1. プロキシサーバーの構成は、[デバイス] > [セットアップ] > [サービス] の下で行います
2. プロキシサーバーポートは、プロキシサーバーが構成されているポートで、HTTP 要求をリッスンします。
3. ユーザー名とパスワードは、プロキシサーバーが認証用に構成されているものです。
4. パロアルトネットワークファイアウォールは、ポート443の更新サーバーへの接続を確立するために、プロキシサーバーに設定されたプロキシポート上の HTTP Connect メソッドを送信します。
   
   
5. パロアルトネットワークファイアウォールでは、プロキシ認証ヘッダーに資格情報を送信する基本的なプロキシ証明方法が使用されます。

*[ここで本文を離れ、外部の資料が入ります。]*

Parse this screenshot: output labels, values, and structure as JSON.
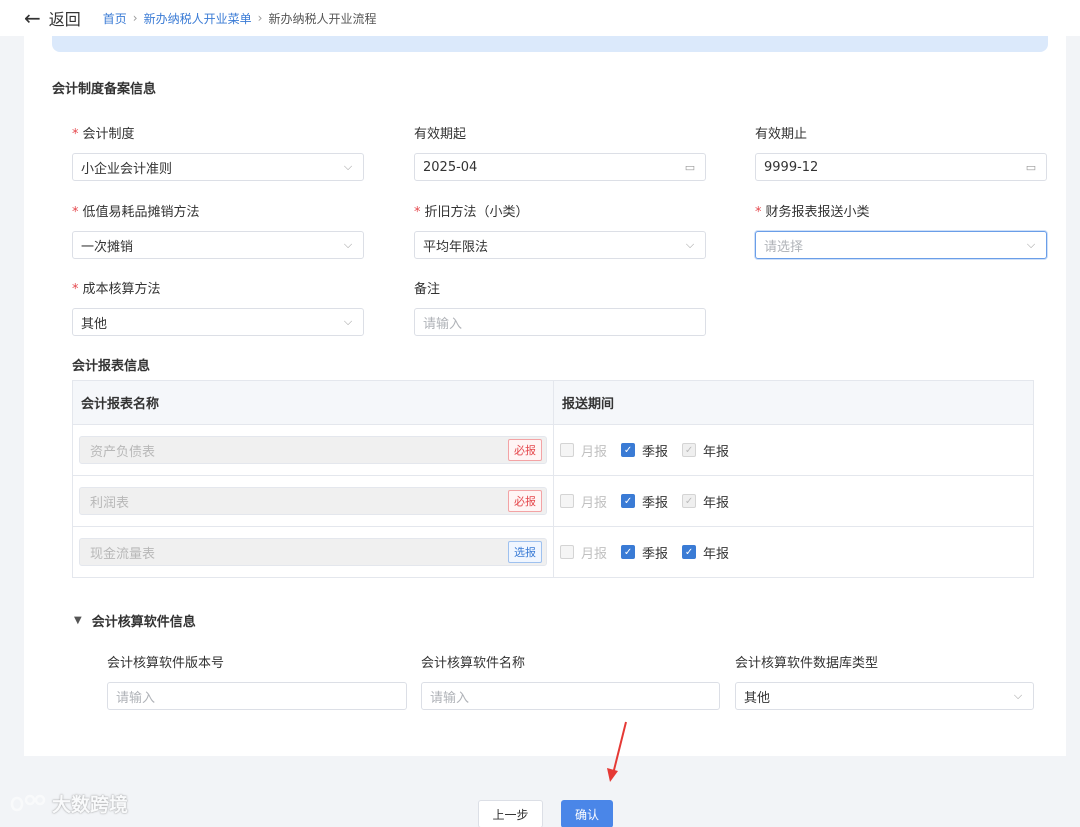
{
  "header": {
    "back_label": "返回",
    "breadcrumb": [
      "首页",
      "新办纳税人开业菜单",
      "新办纳税人开业流程"
    ]
  },
  "filing": {
    "title": "会计制度备案信息",
    "fields": {
      "system": {
        "label": "会计制度",
        "required": true,
        "value": "小企业会计准则"
      },
      "valid_from": {
        "label": "有效期起",
        "required": false,
        "value": "2025-04"
      },
      "valid_to": {
        "label": "有效期止",
        "required": false,
        "value": "9999-12"
      },
      "low_value": {
        "label": "低值易耗品摊销方法",
        "required": true,
        "value": "一次摊销"
      },
      "depreciation": {
        "label": "折旧方法（小类）",
        "required": true,
        "value": "平均年限法"
      },
      "report_type": {
        "label": "财务报表报送小类",
        "required": true,
        "placeholder": "请选择"
      },
      "cost": {
        "label": "成本核算方法",
        "required": true,
        "value": "其他"
      },
      "remark": {
        "label": "备注",
        "required": false,
        "placeholder": "请输入"
      }
    }
  },
  "reports": {
    "title": "会计报表信息",
    "col_name": "会计报表名称",
    "col_period": "报送期间",
    "period_labels": {
      "monthly": "月报",
      "quarterly": "季报",
      "annual": "年报"
    },
    "rows": [
      {
        "name": "资产负债表",
        "tag": "必报",
        "tag_color": "red",
        "monthly": false,
        "quarterly": true,
        "annual": "locked"
      },
      {
        "name": "利润表",
        "tag": "必报",
        "tag_color": "red",
        "monthly": false,
        "quarterly": true,
        "annual": "locked"
      },
      {
        "name": "现金流量表",
        "tag": "选报",
        "tag_color": "blue",
        "monthly": false,
        "quarterly": true,
        "annual": true
      }
    ]
  },
  "software": {
    "title": "会计核算软件信息",
    "version": {
      "label": "会计核算软件版本号",
      "placeholder": "请输入"
    },
    "name": {
      "label": "会计核算软件名称",
      "placeholder": "请输入"
    },
    "db_type": {
      "label": "会计核算软件数据库类型",
      "value": "其他"
    }
  },
  "footer": {
    "prev_label": "上一步",
    "confirm_label": "确认"
  },
  "watermark": "大数跨境",
  "colors": {
    "primary": "#3a7bd5",
    "required": "#e5484d",
    "arrow": "#e53935"
  }
}
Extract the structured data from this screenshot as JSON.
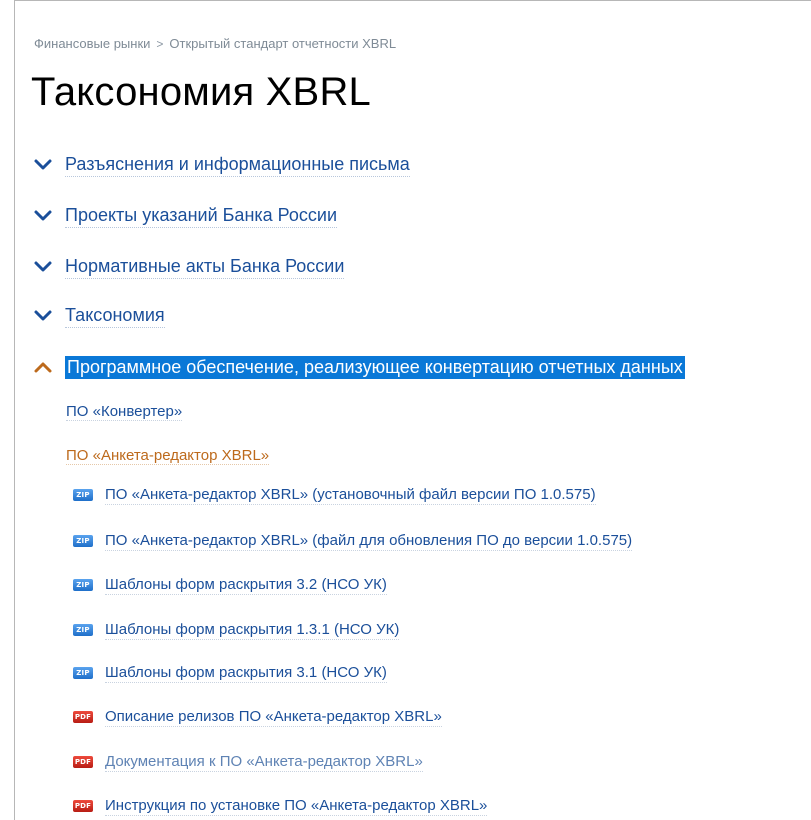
{
  "breadcrumb": {
    "items": [
      "Финансовые рынки",
      "Открытый стандарт отчетности XBRL"
    ],
    "separator": ">"
  },
  "page": {
    "title": "Таксономия XBRL"
  },
  "sections": [
    {
      "label": "Разъяснения и информационные письма",
      "expanded": false
    },
    {
      "label": "Проекты указаний Банка России",
      "expanded": false
    },
    {
      "label": "Нормативные акты Банка России",
      "expanded": false
    },
    {
      "label": "Таксономия",
      "expanded": false
    },
    {
      "label": "Программное обеспечение, реализующее конвертацию отчетных данных",
      "expanded": true
    }
  ],
  "subsections": [
    {
      "label": "ПО «Конвертер»",
      "state": "collapsed"
    },
    {
      "label": "ПО «Анкета-редактор XBRL»",
      "state": "expanded"
    }
  ],
  "files": [
    {
      "type": "zip",
      "badge": "ZIP",
      "label": "ПО «Анкета-редактор XBRL» (установочный файл версии ПО 1.0.575)"
    },
    {
      "type": "zip",
      "badge": "ZIP",
      "label": "ПО «Анкета-редактор XBRL» (файл для обновления ПО до версии 1.0.575)"
    },
    {
      "type": "zip",
      "badge": "ZIP",
      "label": "Шаблоны форм раскрытия 3.2 (НСО УК)"
    },
    {
      "type": "zip",
      "badge": "ZIP",
      "label": "Шаблоны форм раскрытия 1.3.1 (НСО УК)"
    },
    {
      "type": "zip",
      "badge": "ZIP",
      "label": "Шаблоны форм раскрытия 3.1 (НСО УК)"
    },
    {
      "type": "pdf",
      "badge": "PDF",
      "label": "Описание релизов ПО «Анкета-редактор XBRL»"
    },
    {
      "type": "pdf",
      "badge": "PDF",
      "label": "Документация к ПО «Анкета-редактор XBRL»"
    },
    {
      "type": "pdf",
      "badge": "PDF",
      "label": "Инструкция по установке ПО «Анкета-редактор XBRL»"
    }
  ],
  "colors": {
    "link": "#1b4f9a",
    "accent_orange": "#bd6a1c",
    "selection": "#0a78d7",
    "zip_badge": "#2a7fd8",
    "pdf_badge": "#d4281c"
  },
  "icons": {
    "collapsed": "chevron-down-icon",
    "expanded": "chevron-up-icon",
    "zip": "zip-file-icon",
    "pdf": "pdf-file-icon"
  }
}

6. プロキシサーバーは、基本的なプロキシ認証方法を受け入れるように構成し、入力するユーザー名とパスワードを要求しないようにする必要があります。
   
7. プロキシサーバーが (このトポロジで使用されるように) パロアルトネットワークファイアウォールの信頼インターフェイスを介してインターネットに接続している場合、アプリケーション"paloalto-更新" を
   
   
   許可するようにセキュリティポリシーを構成する必要があります。
8. プロキシサーバーは、パロアルトネットワークの更新サーバーに接続することができると、それは、ファイアウォール管理インターフェイスに接続を確立したメッセージを送信し、 SSL ハンドシェイク、さらに通信は、プロキシを介して更新をフェッチするために開始されます。
   
   注:スニペットのソース IP は、パロアルトネットワークファイアウォールを介してインターネット接続に使用されるプロキシサーバー上の別の NIC です。